BY SEPH RODNEY
Amer’s exhibition at Cheim & Read, featuring images of nude female figures made all the more seductive by her choice of materials, is an iron fist in a velvet glove.
Ghada Amer, in her current exhibition at Cheim and Read, does something that formidable artists do: makes a proposal that is, in essence, unanswerable. In her 2016 painting “Women in White,” she combines outlines of women’s bodies made in acrylic with embroidery that hangs over the figures to make them washy and vague. Only when I get closer to the work do I see that all over the background she has stenciled in the repeating phrase: “I never thought it was fair that anatomy decided what my brain was fit for.” Here, the female figures are mostly naked, rendered in the style of idealized fashion sketches articulated with minimalist lines, a style that has long blurred the distinction between female and feminine.
Like most of the rest of the paintings and images imprinted on ceramic sculptures Amer has here, the figures in “Women in White” are seductively posed, hips jutting and breasts bared as they look toward the viewer in poses that seem like they could be inviting or challenging. In the ironically titled 2017 pieces “Landscape with Black Mountains-RFGA,” and “Girl with Garden Carnation,” the invitation is made more explicit by having the figure’s vulva exposed to the viewer’s gaze. This work is an iron fist in a velvet glove.
The combination of drawing and dangling thread that hangs over the portraits like a forest of vines or a cage of hair makes the work even more visually seductive. The tendrils slightly obscure the female figure and make her more desirable because she can’t be fully visually possessed. After all, we pursue that which flees from us. But here is the rub: it’s not the fault of anatomy. A woman’s body does not make the decisions regarding how she is represented nor seen. Rather, the culture around her body does this — a culture that makes her body into a territory to be conquered, a chance to be wooed, a citadel to be protected, a prize to be revered — all ways of diminishing the person to the mere status of an object of desire.

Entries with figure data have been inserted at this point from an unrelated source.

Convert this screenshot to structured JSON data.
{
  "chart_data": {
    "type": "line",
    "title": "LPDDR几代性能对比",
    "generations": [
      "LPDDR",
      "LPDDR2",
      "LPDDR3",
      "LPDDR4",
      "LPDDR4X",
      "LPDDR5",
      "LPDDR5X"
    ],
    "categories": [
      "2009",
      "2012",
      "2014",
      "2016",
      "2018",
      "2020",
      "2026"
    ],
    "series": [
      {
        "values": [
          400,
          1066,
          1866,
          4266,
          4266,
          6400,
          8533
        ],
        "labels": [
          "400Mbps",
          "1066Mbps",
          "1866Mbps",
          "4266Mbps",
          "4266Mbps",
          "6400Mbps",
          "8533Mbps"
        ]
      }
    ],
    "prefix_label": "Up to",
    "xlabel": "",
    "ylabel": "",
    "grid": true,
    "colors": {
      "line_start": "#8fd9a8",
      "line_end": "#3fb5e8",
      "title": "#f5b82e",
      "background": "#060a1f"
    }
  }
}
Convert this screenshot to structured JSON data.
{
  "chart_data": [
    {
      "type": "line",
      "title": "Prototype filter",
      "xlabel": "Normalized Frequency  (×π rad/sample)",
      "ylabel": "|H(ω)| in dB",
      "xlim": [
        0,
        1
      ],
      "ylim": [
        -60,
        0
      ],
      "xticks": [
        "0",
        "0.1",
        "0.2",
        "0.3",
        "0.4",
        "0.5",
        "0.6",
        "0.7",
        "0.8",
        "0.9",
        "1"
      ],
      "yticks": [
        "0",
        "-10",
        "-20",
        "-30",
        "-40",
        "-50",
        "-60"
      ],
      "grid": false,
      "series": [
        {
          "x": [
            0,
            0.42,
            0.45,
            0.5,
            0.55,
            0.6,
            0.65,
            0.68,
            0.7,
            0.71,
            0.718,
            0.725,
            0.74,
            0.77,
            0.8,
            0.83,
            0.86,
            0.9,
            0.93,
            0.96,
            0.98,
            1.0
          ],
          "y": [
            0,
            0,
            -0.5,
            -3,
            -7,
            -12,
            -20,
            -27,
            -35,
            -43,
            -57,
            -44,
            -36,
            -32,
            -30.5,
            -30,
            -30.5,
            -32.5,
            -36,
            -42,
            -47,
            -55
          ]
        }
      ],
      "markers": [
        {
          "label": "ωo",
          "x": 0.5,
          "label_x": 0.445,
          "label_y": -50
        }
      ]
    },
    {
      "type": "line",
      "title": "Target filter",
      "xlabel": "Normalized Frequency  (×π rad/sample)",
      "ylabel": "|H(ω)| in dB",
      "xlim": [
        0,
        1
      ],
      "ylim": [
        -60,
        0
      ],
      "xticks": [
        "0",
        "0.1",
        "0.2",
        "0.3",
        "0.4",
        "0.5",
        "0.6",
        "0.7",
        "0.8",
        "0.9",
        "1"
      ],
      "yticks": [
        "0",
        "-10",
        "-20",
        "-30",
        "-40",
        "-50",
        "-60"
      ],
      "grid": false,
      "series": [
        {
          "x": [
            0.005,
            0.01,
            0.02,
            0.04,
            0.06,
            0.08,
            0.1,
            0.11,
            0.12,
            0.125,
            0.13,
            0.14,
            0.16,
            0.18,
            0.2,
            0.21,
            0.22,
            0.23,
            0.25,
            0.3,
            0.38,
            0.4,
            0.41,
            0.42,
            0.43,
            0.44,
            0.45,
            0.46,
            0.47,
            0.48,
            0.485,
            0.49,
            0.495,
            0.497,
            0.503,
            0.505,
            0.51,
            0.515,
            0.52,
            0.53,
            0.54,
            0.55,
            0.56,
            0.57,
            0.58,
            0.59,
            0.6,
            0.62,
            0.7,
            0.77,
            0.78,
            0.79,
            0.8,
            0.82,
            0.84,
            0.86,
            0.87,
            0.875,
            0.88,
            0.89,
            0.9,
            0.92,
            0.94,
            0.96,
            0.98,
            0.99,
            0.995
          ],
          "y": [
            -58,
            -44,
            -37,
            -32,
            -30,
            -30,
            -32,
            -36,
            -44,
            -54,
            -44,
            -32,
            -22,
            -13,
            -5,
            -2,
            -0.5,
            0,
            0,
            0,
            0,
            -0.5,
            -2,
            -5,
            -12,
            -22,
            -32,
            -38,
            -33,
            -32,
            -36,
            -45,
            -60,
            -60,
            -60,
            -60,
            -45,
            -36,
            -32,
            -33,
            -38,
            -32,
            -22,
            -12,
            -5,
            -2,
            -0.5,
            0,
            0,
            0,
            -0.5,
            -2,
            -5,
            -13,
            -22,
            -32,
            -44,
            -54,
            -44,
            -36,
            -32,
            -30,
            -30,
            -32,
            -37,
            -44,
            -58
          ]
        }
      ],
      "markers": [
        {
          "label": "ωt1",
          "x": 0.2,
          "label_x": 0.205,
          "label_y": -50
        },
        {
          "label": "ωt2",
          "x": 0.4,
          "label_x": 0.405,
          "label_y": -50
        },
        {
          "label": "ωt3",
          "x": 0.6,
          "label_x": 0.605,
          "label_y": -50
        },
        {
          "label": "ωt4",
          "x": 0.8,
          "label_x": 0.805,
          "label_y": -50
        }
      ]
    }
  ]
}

I think of an old science fiction story, in which the main character is a woman who is also one of the rare successful scientists in her field. She has hatched a plan for more intelligent women to find places of greater social and political prominence in her society’s rigidly patriarchal culture (not unlike our own). For those who are very attractive and also have the potential to be leaders in their fields, the main character attacks them and disfigures their faces. She has concluded that for most other people (i.e. men) to stop treating these women as sexual objects and give them the tools to fully bloom into the practitioners and thinkers they can be, they have to stop being beautiful. Her putative solution is as hideous as the problem it means to address. It’s typical for us to concoct a commensurately brutalist set of policies to punish the body in response to being checked, limited, and prosecuted for others’ desire for that body.
Amer is artfully calling forth one of the underlying and fundamental complications of our genderist and sexist culture: the crucial need to recognize our desires as our own and resist projecting them onto others and thus start a cycle of blame, recrimination, punishment, reprisal, self-hatred, and the inevitable curtailing of someone else’s life chances. But I do wonder about her strategy of foregrounding the widely desired, voluptuous, feminine form as a means of questioning the role that anatomy plays in our conception of the human. I wonder whether this tactic is about shaming us into recognition.
It’s particularly potent to now bring these questions to bear in a time when women in the US and beyond are publicly confronting and speaking out about the ways in which their bodies are treated as entities separate from the intellects and wills that inhabit them. It’s a distinct possibility that what Amer proposes about the body as the dangling thread that sometimes unravels our ideologies and principles lies beyond our ability to answer right now. I suspect we need to grow toward the place where neither desire nor the body are imagined to be that which needs to be discarded.